Zaten içten söylediği tek bir kelimeyle yıkıyorum ben tüm duvarlarımı. Sanırım bu da aşırı duygusal olmamdan kaynaklanıyor.

Özetle, kalbimin çalınmasını sağlamak için tüm alarm sistemimi kapatmış durumday(d)ım... Artık değil. Yanlış insanlar çıktı karşıma hep. En masum duygularımı, yanlış insanların kalbinde saklamaya çalışmışım. Şimdi diyeceksiniz bir kibritle tüm samanlığı yaktın hemen, demeyin öyle şeyler.
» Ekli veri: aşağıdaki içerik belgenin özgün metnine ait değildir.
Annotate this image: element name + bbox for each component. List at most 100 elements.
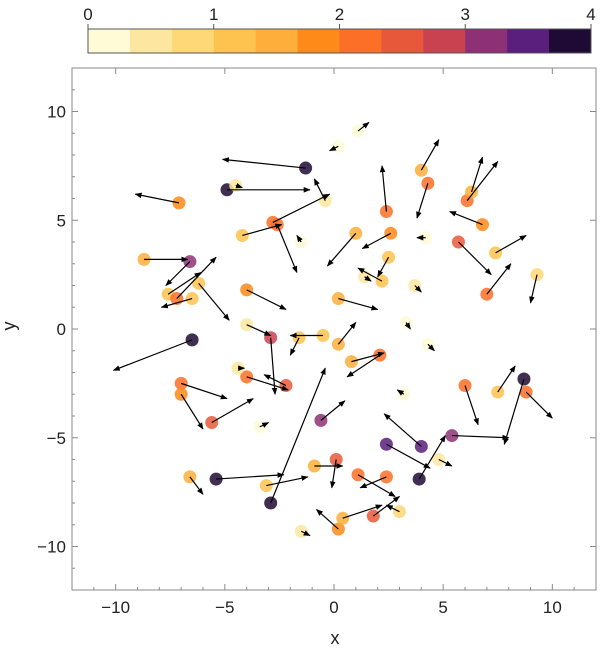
vector-arrow: [497, 365, 516, 393]
x-tick-label: −10: [101, 598, 130, 617]
vector-arrow: [112, 339, 193, 371]
vector-arrow: [342, 504, 383, 519]
vector-arrow: [418, 434, 446, 480]
colorbar-cell: [297, 29, 340, 53]
x-axis-ticks: −10 −5 0 5 10: [71, 68, 597, 617]
vector-arrow: [464, 385, 479, 426]
vector-arrow: [316, 509, 339, 530]
vector-arrow: [357, 121, 370, 132]
colorbar-tick-label: 2: [335, 5, 344, 24]
vector-arrow: [337, 321, 357, 345]
vector-arrow: [404, 322, 411, 330]
vector-arrow: [529, 274, 538, 304]
colorbar-tick-label: 4: [586, 5, 595, 24]
vector-arrow: [270, 337, 278, 395]
colorbar-cells: [88, 29, 592, 53]
vector-arrow: [495, 234, 527, 254]
vector-arrow: [246, 324, 272, 337]
vector-arrow: [383, 413, 422, 447]
vector-arrow: [386, 443, 431, 469]
vector-arrow: [263, 374, 287, 387]
vector-arrow: [216, 472, 285, 480]
y-axis-ticks: −10 −5 0 5 10: [37, 67, 596, 591]
colorbar-cell: [549, 29, 592, 53]
vector-arrow: [272, 193, 331, 223]
vector-arrow: [385, 504, 400, 513]
colorbar: 0 1 2 3 4: [83, 5, 596, 54]
y-tick-label: 5: [57, 211, 66, 230]
colorbar-cell: [255, 29, 299, 53]
y-tick-label: 0: [57, 320, 66, 339]
vector-arrow: [470, 156, 484, 193]
vector-arrow: [338, 297, 379, 311]
vector-arrow: [270, 367, 326, 504]
vector-arrow: [330, 459, 337, 489]
vector-arrow: [180, 382, 228, 400]
y-tick-label: −10: [37, 538, 66, 557]
vector-arrow: [449, 210, 483, 226]
y-tick-label: −5: [47, 429, 66, 448]
vector-arrow: [458, 241, 492, 276]
vector-arrow: [235, 182, 243, 189]
vector-arrow: [246, 289, 287, 310]
vector-arrow: [134, 192, 180, 204]
vector-arrow: [351, 351, 385, 363]
colorbar-tick-label: 0: [83, 5, 92, 24]
colorbar-cell: [381, 29, 424, 53]
colorbar-cell: [339, 29, 382, 53]
y-axis-label: y: [0, 322, 19, 331]
point-layer: [137, 124, 544, 538]
y-tick-label: 10: [47, 103, 66, 122]
vector-arrow: [414, 285, 422, 293]
x-tick-label: 5: [438, 598, 447, 617]
vector-arrow: [189, 476, 204, 495]
colorbar-tick-label: 1: [209, 5, 218, 24]
vector-arrow: [359, 476, 387, 489]
vector-arrow: [427, 343, 435, 352]
vector-arrow: [242, 223, 283, 237]
vector-arrow: [329, 145, 339, 152]
vector-arrow: [289, 337, 300, 356]
colorbar-tick-label: 3: [461, 5, 470, 24]
vector-arrow: [198, 282, 230, 321]
vector-arrow: [357, 267, 383, 282]
vector-arrow: [176, 256, 217, 299]
vector-arrow: [486, 263, 512, 295]
vector-arrow: [357, 474, 396, 497]
vector-arrow: [300, 530, 311, 537]
vector-arrow: [167, 271, 202, 295]
vector-arrow: [503, 378, 525, 445]
x-axis-label: x: [331, 628, 340, 648]
colorbar-cell: [88, 29, 131, 53]
vector-arrow: [160, 297, 193, 309]
x-tick-label: 10: [543, 598, 562, 617]
vector-arrow: [396, 389, 405, 396]
vector-arrow: [420, 139, 440, 171]
vector-arrow: [259, 421, 270, 428]
vector-arrow: [266, 475, 309, 487]
vector-arrow: [165, 261, 191, 286]
vector-arrow: [379, 165, 387, 212]
vector-arrow: [296, 234, 303, 243]
vector-arrow: [361, 232, 392, 250]
vector-arrow: [276, 224, 298, 274]
colorbar-cell: [507, 29, 550, 53]
vector-arrow: [377, 256, 390, 278]
x-tick-label: −5: [215, 598, 234, 617]
vector-arrow: [326, 232, 357, 267]
data-point: [393, 505, 406, 519]
vector-arrow: [180, 393, 204, 430]
vector-arrow: [246, 376, 289, 391]
vector-arrow: [211, 398, 254, 424]
colorbar-cell: [129, 29, 173, 53]
vector-arrow: [525, 391, 553, 419]
vector-arrow: [451, 434, 510, 441]
colorbar-ticks: 0 1 2 3 4: [83, 5, 596, 29]
vector-arrow: [221, 157, 306, 169]
vector-arrow: [346, 354, 381, 378]
colorbar-cell: [465, 29, 508, 53]
vector-arrow: [416, 183, 429, 219]
vector-arrow: [320, 400, 346, 421]
x-tick-label: 0: [329, 598, 338, 617]
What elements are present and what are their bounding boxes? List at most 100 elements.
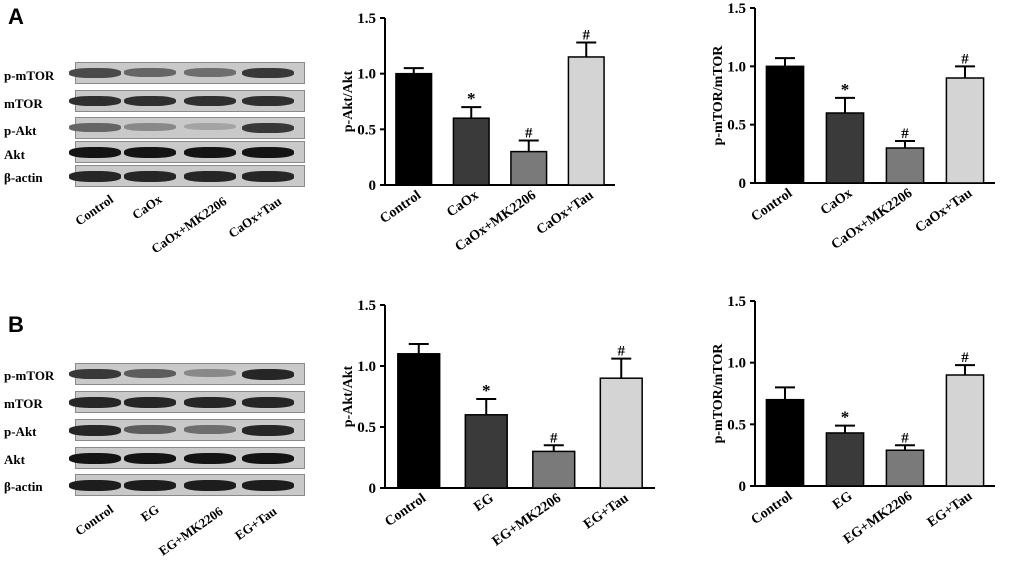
panel-letter-a: A: [8, 4, 24, 29]
blot-band: [242, 425, 294, 436]
blot-band: [69, 96, 121, 107]
blot-band: [242, 147, 294, 158]
x-tick-label: EG+MK2206: [490, 491, 564, 549]
x-tick-label: Control: [749, 186, 796, 225]
x-tick-label: EG: [471, 491, 496, 515]
significance-marker: #: [550, 430, 558, 446]
y-axis-label: p-mTOR/mTOR: [711, 45, 726, 146]
x-tick-label: EG+Tau: [581, 491, 632, 533]
bar: [510, 150, 548, 186]
bar-chart-b-p-akt: 0 0.5 1.0 1.5 p-Akt/Akt Control * EG # EG+MK2206 #…: [341, 298, 655, 549]
blot-band: [242, 480, 294, 491]
significance-marker: #: [525, 125, 533, 141]
blot-band: [242, 96, 294, 107]
bar: [825, 432, 865, 487]
significance-marker: #: [961, 51, 969, 67]
y-tick-label: 1.0: [727, 59, 746, 75]
blot-band: [184, 68, 236, 77]
blot-label-p-akt: p-Akt: [4, 424, 37, 439]
blot-band: [69, 480, 121, 491]
x-tick-label: EG: [830, 489, 855, 513]
blot-band: [69, 68, 121, 78]
y-tick-label: 0: [739, 176, 747, 192]
blot-label-mtor: mTOR: [4, 396, 43, 411]
y-tick-label: 0.5: [727, 118, 746, 134]
x-tick-label: Control: [749, 489, 796, 528]
blot-band: [69, 369, 121, 379]
blot-label-p-mtor: p-mTOR: [4, 368, 55, 383]
x-tick-label: CaOx+Tau: [913, 186, 976, 236]
y-tick-label: 0.5: [357, 420, 376, 436]
x-tick-label: CaOx: [818, 186, 855, 218]
blot-band: [184, 453, 236, 464]
bar: [765, 65, 805, 184]
blot-label-mtor: mTOR: [4, 96, 43, 111]
y-tick-label: 1.0: [357, 359, 376, 375]
blot-band: [124, 480, 176, 491]
blot-band: [184, 397, 236, 408]
significance-marker: *: [482, 381, 491, 400]
blot-band: [124, 96, 176, 107]
bar: [395, 72, 433, 186]
blot-band: [124, 147, 176, 158]
x-tick-label: EG+Tau: [925, 489, 976, 531]
blot-band: [69, 123, 121, 132]
y-axis-label: p-Akt/Akt: [341, 70, 356, 132]
bar: [599, 377, 643, 489]
blot-band: [124, 68, 176, 77]
significance-marker: *: [841, 408, 850, 427]
bar: [945, 77, 985, 184]
x-tick-label: Control: [377, 188, 424, 227]
blot-band: [184, 147, 236, 158]
y-tick-label: 1.5: [727, 1, 746, 17]
bar: [945, 374, 985, 487]
blot-band: [184, 369, 236, 377]
y-tick-label: 1.0: [357, 67, 376, 83]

Yakarım ben! Ben o birkaç insana gelene kadar ne kadar insanla muhattap olmak zorunda kaldım. Ne yüzler, ne kalpler, ne beyinler tanıdım; bilseniz... O yüzden artık duruldum, kalbim sakinleşti, huzur moduna geçtim. Uzun bir süre de böyle kalacağım galiba.

Şimdi ise bırakın önceki duvarları kaldırmayı, o duvarların üstüne bir de demir tel çektim. Hatalı mıyım, değil miyim, hiç tartışacak gücüm kalmadı. Aşırı derece yorgunum duygusal konularda. O yüzden dokunmayın, göz yaşlarımda boğulursunuz...

Mutlu beraberlik... Hımm... Çok zor. Ben artık günümüz çiftlerinin neredeyse hiç birinin birlikteliğine inanmıyorum, samimi bulmuyorum, gelecek vaadeden bir şey olarak göremiyorum. Yapamıyorum; çünkü çok yapmacık geliyor her şey. Hatta bir aralar görücü usülünün çok mantıklı olduğunu bile düşünmekteydim. :P Derseniz ki samimi bir çift var, sence ne yapmalı bunlar mutluluklarını sürdürebilmeleri için derseniz, o zaman derim ki, o çifte "hoşgörü" ve "fedakarlık" kavramlarını aşılayın, benimsetin, beyinlerine sokun yahu! Şu zamandaki en önemli kavramlardan biri bence bu iki şey. Şey? Ney? Ben neden bahsediyordum ya?!

Aman! Mimlenmenin hakkını verdim umarım, Agüleys?